Unless you’ve had your head buried in the sand, you’ll have seen the term ‘G7’ plastered all over the Internet this week. We’re going to give you the skinny on exactly what the G7 is and what its purpose on this planet is ─ and whether it’s a good or a bad collaboration. 


Who are the G7?

The Group of Seven, or ‘G7’, may sound like a collective of pirate lords from a certain Disney smash-hit, but in reality, it’s a group of the world’s seven largest “advanced” economies ─ the powerhouses of the world, if you like. 

The merry band comprises:

  • Canada
  • France
  • Germany
  • Italy
  • Japan
  • The United Kingdom
  • The United States

Historically, Russia was a member of the then-called ‘G8’ but found itself excluded after their ever-so-slightly illegal takeover of Crimea back in 2014.


Since 1977, the European Union has also been involved in some capacity with the G7 Summit. The Union is not recognised as an official member, but gradually, as with all Europe-linked affairs, the Union has integrated itself into the conversation and is now included in all political discussions on the annual summit agenda. 


When was the ‘G’ formed?

Back in 1975, when the world was reeling from its very first oil shock and the subsequent financial fallout that came with it, the heads of state and government from six of the leading industrial countries had a face-to-face meeting at the Chateau de Rambouillet to discuss the global economy, its trajectory, and what they could do to address the economic turmoil that reared its ugly head throughout the 70s. 


Why does the G7 exist?

At this very first summit ─ the ‘G6’ summit ─, the leaders adopted a 15-point communiqué, the Declaration of Rambouillet, and agreed to continuously meet once a year moving forward to address the problems of the day, with a rotating Presidency. One year later, Canada was welcomed into the fold, and the ‘G6’ became seven and has remained so ever since ─ Russia’s inclusion and exclusion not counted. 


The group, as previously mentioned, was born in the looming shadow of a financial crisis, but its purpose is more significant than just economics.

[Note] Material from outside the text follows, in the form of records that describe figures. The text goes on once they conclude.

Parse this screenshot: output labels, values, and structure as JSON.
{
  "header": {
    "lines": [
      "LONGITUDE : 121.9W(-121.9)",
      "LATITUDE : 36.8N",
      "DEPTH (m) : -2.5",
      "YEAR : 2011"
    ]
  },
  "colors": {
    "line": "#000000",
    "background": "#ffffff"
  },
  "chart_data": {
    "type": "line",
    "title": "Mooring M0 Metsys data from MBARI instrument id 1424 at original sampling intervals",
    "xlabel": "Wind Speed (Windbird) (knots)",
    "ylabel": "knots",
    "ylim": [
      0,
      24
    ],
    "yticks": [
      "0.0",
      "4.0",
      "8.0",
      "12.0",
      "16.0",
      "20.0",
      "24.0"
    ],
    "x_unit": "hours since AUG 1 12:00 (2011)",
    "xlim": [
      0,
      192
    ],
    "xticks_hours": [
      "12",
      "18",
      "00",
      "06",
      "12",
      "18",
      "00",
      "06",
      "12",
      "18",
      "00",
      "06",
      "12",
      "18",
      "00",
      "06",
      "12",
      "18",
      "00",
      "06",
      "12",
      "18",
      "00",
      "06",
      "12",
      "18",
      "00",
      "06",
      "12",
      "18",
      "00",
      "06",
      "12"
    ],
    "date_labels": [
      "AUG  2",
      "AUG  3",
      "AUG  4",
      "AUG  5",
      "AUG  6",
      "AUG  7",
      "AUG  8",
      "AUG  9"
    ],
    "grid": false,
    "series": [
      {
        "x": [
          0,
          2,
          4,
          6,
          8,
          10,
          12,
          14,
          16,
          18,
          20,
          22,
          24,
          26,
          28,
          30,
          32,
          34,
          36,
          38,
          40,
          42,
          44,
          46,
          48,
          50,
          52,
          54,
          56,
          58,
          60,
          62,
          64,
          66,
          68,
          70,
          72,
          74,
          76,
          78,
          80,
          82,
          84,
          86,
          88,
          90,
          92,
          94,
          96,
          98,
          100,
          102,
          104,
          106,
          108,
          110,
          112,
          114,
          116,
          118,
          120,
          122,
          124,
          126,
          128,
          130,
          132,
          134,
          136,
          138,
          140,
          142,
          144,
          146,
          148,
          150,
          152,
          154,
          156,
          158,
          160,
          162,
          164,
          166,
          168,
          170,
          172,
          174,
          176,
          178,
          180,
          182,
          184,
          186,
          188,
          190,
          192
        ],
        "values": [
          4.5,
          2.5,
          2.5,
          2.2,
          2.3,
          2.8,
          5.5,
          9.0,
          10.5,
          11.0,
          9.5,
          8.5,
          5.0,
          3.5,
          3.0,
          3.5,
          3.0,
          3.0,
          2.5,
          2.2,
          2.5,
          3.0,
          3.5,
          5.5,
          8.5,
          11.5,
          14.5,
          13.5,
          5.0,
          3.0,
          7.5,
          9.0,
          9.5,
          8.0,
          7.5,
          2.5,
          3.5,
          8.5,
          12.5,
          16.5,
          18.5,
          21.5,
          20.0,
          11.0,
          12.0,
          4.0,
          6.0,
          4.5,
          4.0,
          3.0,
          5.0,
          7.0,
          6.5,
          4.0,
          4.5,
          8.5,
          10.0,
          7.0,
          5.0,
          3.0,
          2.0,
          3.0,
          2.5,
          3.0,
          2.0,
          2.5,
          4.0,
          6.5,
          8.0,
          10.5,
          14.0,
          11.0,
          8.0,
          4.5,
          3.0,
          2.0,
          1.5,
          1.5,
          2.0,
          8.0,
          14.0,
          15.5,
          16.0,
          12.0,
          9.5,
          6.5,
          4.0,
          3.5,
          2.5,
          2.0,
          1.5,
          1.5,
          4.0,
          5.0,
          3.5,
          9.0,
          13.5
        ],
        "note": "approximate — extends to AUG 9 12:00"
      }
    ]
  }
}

When leaders from the group meet, they discuss and exchange ideas on a broad range of issues, including injustice around the world, geopolitical matters, security, and sustainability. 


It’s worth noting that, while the G7 may be made up of mighty nations, the bloc is an informal one. So, although it is considered an important annual event, declarations made during the summit are not legally binding. That said, they are still very influential and worth taking note of because it indicates the ambitions and outlines the initiatives of these particularly prominent leading nations. 


Where is the 2021 G7 summit?

This year, the summit will be held in the United Kingdom deep in the southwest of England, with Prime Minister Boris Johnson hosting his contemporaries in the quaint Cornish resort of Carbis Bay near St Ives in Cornwall. 

What will be discussed this year? 

After almost two years of remote communication, this will be the first in-person G7 summit since the novel Coronavirus first took hold of the globe, and Britain wants “leaders to seize the opportunity to build back better from coronavirus, uniting to make the future fairer, greener, and more prosperous.”


The three-day summit, running from Friday to Sunday, will see the seven leaders discussing a whole host of shared challenges, ranging from the pandemic and vaccine development and distribution to the ongoing global fight against climate change through the implementation of sustainable norms and values. 


According to the UK government, the attendees will also be taking a look at “ensuring that people everywhere can benefit from open trade, technological change, and scientific discovery.”